Waiting can drive you crazy.
2005-01-01 - 1:57 a.m.

Hmm.. What to say about today. I really like someone. Or maybe I only like the concept of liking somone.. No. I really doo. But I'm .. kinda almost not officially dating someone else.. LOL I so don't want to go into this.

My last entry was while I was in Juneau. It fucking sucked until the last two days. When I almost hooked up with a completely different someone. I feel like a whore all over again. If I weren't a virgin. I'd probably be a slut. That's why I'm glad I am.

Wow. Ok. It's early.. late is.. I dunno.. I know I was reading someone elses entry and almost fell asleep. And not cause her entry was boring. Cause It's early late. and that asshole hasn't called me. If he had. I would have said yes. I know I would have. SO perhaps It's better he didn't. I've talked myself into it. at two twenty one in the morning I'm feeling mighty fucking lonely.

It won't last long. A week maybe. . . maybe two. He'd hate being with me. I'd get jealous cause he's always with someone else or something, even if I don't really care. Something dumb and long and confusing would happen. And what about when adam get's back? Is it possible that he's only doin this to be an ass to his friend. Or "friend" To .. prove something or something. Or because he thinks he can get.. something. Grr.. I dunno It's back to that whole.. dramma . . . low self esteem thing. I know if I'm with either of them it won't be good for the way I feel about myself. One is perfect, and the other likes perfection. Yeaaah. I don't know what either of them see.

Uggghhh.. Droopy eyes. I can't seem to stay awake. Oh.. shit I was telling you about my trip. (Nice Tia.

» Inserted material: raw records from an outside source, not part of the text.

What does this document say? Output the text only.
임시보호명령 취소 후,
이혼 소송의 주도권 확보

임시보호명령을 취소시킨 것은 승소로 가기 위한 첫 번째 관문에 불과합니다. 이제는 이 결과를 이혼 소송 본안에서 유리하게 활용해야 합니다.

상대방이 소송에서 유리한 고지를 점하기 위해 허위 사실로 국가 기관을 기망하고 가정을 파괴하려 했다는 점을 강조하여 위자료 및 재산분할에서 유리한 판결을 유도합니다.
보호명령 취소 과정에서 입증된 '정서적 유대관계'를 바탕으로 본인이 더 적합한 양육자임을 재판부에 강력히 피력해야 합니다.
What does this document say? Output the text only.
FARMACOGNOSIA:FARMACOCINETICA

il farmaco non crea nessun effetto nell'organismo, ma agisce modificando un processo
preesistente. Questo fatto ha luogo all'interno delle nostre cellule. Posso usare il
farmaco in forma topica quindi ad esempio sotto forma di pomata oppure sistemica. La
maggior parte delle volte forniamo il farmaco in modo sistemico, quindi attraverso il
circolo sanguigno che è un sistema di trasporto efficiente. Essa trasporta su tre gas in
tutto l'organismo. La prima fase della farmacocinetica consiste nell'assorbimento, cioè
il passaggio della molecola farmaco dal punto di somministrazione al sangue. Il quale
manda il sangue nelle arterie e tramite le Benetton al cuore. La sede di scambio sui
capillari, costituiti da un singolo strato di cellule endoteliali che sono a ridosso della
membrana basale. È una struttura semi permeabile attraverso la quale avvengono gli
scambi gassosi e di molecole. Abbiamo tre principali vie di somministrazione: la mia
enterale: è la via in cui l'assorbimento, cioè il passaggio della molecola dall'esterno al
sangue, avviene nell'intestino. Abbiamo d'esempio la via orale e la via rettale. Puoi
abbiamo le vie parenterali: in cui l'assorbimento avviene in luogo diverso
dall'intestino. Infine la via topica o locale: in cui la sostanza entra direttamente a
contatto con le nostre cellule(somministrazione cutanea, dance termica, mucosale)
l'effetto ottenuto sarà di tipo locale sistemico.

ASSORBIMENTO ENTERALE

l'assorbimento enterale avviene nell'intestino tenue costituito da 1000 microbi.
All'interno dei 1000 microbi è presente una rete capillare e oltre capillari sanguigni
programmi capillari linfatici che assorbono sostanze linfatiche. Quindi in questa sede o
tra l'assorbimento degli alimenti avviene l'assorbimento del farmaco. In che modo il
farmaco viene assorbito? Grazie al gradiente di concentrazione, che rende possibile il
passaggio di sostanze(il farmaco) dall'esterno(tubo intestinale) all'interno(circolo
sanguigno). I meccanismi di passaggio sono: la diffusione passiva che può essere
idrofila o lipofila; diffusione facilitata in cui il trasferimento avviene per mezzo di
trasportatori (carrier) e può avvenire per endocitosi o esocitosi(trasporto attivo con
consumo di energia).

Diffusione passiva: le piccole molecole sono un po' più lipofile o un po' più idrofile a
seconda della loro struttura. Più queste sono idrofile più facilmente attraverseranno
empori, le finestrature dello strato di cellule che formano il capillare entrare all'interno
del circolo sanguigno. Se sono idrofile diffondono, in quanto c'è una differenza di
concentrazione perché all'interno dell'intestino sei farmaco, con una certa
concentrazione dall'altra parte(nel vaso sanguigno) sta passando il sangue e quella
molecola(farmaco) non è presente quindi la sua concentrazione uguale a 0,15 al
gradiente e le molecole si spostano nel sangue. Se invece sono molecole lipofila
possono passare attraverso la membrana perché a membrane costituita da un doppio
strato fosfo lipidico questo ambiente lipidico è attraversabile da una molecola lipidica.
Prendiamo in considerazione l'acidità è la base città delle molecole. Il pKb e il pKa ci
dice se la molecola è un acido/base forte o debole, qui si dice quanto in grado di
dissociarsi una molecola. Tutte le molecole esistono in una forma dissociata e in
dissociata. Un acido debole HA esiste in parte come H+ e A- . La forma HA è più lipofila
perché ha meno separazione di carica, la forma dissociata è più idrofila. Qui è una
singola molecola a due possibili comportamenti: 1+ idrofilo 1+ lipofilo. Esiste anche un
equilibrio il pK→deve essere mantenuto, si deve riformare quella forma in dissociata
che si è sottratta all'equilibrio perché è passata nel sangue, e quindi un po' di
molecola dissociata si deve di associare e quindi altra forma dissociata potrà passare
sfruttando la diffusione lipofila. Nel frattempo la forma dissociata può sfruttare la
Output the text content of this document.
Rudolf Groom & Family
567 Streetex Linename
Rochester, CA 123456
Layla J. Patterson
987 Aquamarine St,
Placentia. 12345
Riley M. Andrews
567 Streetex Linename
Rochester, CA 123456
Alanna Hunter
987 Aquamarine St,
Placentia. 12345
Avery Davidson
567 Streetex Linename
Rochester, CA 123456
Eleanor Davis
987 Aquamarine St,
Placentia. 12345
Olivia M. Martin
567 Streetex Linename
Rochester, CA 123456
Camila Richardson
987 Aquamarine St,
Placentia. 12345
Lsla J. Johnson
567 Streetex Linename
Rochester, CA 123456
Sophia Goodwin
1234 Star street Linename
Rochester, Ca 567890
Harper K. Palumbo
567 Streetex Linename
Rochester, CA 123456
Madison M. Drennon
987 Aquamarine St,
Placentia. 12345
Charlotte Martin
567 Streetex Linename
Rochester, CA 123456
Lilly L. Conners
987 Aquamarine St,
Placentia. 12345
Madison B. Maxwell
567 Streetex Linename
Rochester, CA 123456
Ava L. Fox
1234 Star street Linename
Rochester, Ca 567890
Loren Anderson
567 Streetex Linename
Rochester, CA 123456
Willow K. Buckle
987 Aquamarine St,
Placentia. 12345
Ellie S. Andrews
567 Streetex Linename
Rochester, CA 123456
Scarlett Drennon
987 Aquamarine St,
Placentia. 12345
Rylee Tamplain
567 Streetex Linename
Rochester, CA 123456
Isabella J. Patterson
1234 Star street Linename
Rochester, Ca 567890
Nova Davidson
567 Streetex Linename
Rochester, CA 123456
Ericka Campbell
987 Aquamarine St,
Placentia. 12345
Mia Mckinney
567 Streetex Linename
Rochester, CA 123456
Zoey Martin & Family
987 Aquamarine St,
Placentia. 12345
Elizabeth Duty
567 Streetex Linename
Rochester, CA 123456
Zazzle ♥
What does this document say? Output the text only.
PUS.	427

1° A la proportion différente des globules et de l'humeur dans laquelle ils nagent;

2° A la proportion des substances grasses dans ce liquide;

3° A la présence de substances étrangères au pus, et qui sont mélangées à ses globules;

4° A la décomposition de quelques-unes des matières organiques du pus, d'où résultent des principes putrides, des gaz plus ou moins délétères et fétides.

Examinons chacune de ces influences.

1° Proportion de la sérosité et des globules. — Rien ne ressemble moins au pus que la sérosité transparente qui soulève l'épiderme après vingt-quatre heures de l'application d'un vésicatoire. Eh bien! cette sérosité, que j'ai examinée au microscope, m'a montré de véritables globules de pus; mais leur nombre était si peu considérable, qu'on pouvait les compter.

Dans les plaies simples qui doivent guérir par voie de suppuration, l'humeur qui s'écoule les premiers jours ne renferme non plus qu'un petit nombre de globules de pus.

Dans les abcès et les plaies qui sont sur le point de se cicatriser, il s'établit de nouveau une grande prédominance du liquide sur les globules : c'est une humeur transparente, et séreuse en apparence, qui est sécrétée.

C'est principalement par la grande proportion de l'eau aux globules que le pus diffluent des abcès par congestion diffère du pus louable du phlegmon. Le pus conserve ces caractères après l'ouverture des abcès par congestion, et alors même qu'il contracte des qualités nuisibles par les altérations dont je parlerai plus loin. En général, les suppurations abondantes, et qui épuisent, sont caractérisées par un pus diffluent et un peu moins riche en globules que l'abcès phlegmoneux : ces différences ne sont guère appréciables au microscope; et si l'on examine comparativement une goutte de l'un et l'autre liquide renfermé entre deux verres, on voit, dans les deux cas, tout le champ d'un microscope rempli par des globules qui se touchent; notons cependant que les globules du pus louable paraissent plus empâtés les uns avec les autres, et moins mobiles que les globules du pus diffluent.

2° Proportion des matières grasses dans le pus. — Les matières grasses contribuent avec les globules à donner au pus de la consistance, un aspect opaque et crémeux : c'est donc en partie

Forget about things in the middle of talking about them) Ok..Sooo it sucked until the last day when I really wanted to stay just for a little while longer. Of course.. now I'm back here .. in town.. In home.. and i'm glad I am.

Had a little fireworks party tonight. It was fun. Me grandma grandpa megn shadow and janet. It was one of the better. I hope my grandpa enjoyed it. I'm gunna miss him soo much.

Yuck. NOw i'm all death talky. not to mention i'm kinda just going off on random tangents. I guess shads and Janet finally hooked. Not hooked as in dated, just hooked at the lips.

GODDMANIT YOU MOTHER FUCKER! CALL ME!!

ahem. Sorry. LOL. Sorry sorry. oh wow. NOt tired anymore. Kinda want to go play ddr. I've been playing it a lot lately. I have to wears socks when I play though I dont' like that. Not because I don't like socks, just because i don't like how slippery the mats are when you wear..... oh.. OK yeah Now i'm doing it again. More random things.

*sigh* I give up. I'm going to try and think about.. one thing. Like.. oh I don't even know.

Heh I guess I didn't write abgout my going to work stoned before winter break did i? Heh, I got weed from chris and then shadow and i went and got sooo fucking stoned. Shadow fucking flipped out though. Started shaking and all this shit. I pretended that I had something in my eyes when I was helping customers so they had a reason to be red. It was soo fucking awesome though. I loooove being stoned. I fucking hate drama and debate for that exact reason. This summer is going to kick soo much asss!! For real this time.

Last summer sucked cause we were like "oh yeah we're gunna go get sooo fucking stoned all the time" but we could never find anybody. Now I know people. Might be dating one of them.

FUCKED IF I KNOW!... he still hasn't called.